For a completely different but no less unforgettable experience, enjoy a ride on a two-passenger railbike. Powered by two pedalling passengers who sit side-by-side in the open air, you’ll zoom along the rails in tranquil silence on a roughly one-hour round-trip along the Pudding Creek Estuary.
Tickets range from $27 to $53 per adult on the train rides, including the seasonal versions; railbike tours are $79 per bike.
Romance finds a home in this idyllic coastal region, where ocean fog rolls in from the ocean to blanket hushed redwood forests, and whales spout offshore.
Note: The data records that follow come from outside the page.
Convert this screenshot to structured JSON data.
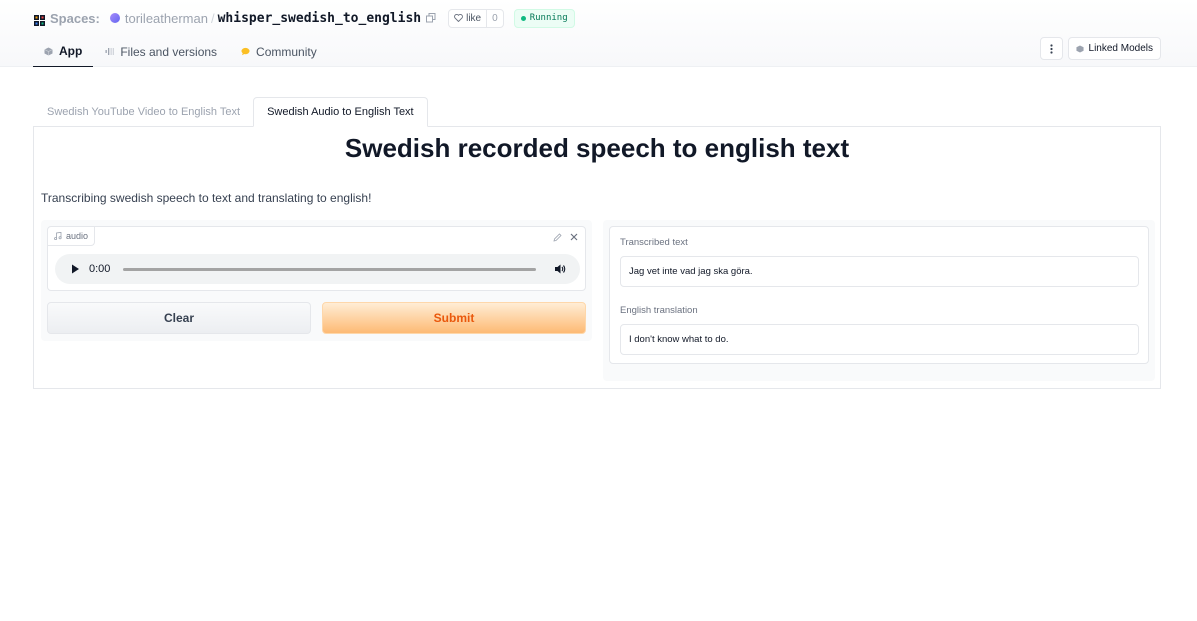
{
  "header": {
    "spaces_label": "Spaces:",
    "owner": "torileatherman",
    "repo": "whisper_swedish_to_english",
    "like_label": "like",
    "like_count": "0",
    "status": "Running",
    "status_color": "#10b981"
  },
  "nav": {
    "tabs": [
      {
        "label": "App",
        "icon": "app-cube-icon",
        "active": true
      },
      {
        "label": "Files and versions",
        "icon": "files-icon",
        "active": false
      },
      {
        "label": "Community",
        "icon": "community-icon",
        "active": false
      }
    ],
    "linked_models_label": "Linked Models"
  },
  "app": {
    "tabs": [
      {
        "label": "Swedish YouTube Video to English Text",
        "selected": false
      },
      {
        "label": "Swedish Audio to English Text",
        "selected": true
      }
    ],
    "title": "Swedish recorded speech to english text",
    "description": "Transcribing swedish speech to text and translating to english!",
    "audio": {
      "label": "audio",
      "time": "0:00"
    },
    "buttons": {
      "clear": "Clear",
      "submit": "Submit"
    },
    "outputs": {
      "transcribed_label": "Transcribed text",
      "transcribed_value": "Jag vet inte vad jag ska göra.",
      "translation_label": "English translation",
      "translation_value": "I don't know what to do."
    },
    "accent_color": "#ea580c"
  }
}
Along the coast, artists set up their easels to paint scenes of crashing surf and whitewashed cottages wrapped in rose filled gardens.
Each year, December through May, look to the sea to witness roughly 15,000 gray whales swimming south for the summer.
It is also a place where a new generation of farmers and wine makers focus on preserving the land as well as producing amazing food and wine. Favourite escapes include the romantic hamlet of Mendocino, roughly a 3-hour drive up the coast from San Francisco, and Eureka, a former logging town 2 hours further north, and the gateway to breathtaking Redwoods National and State Parks.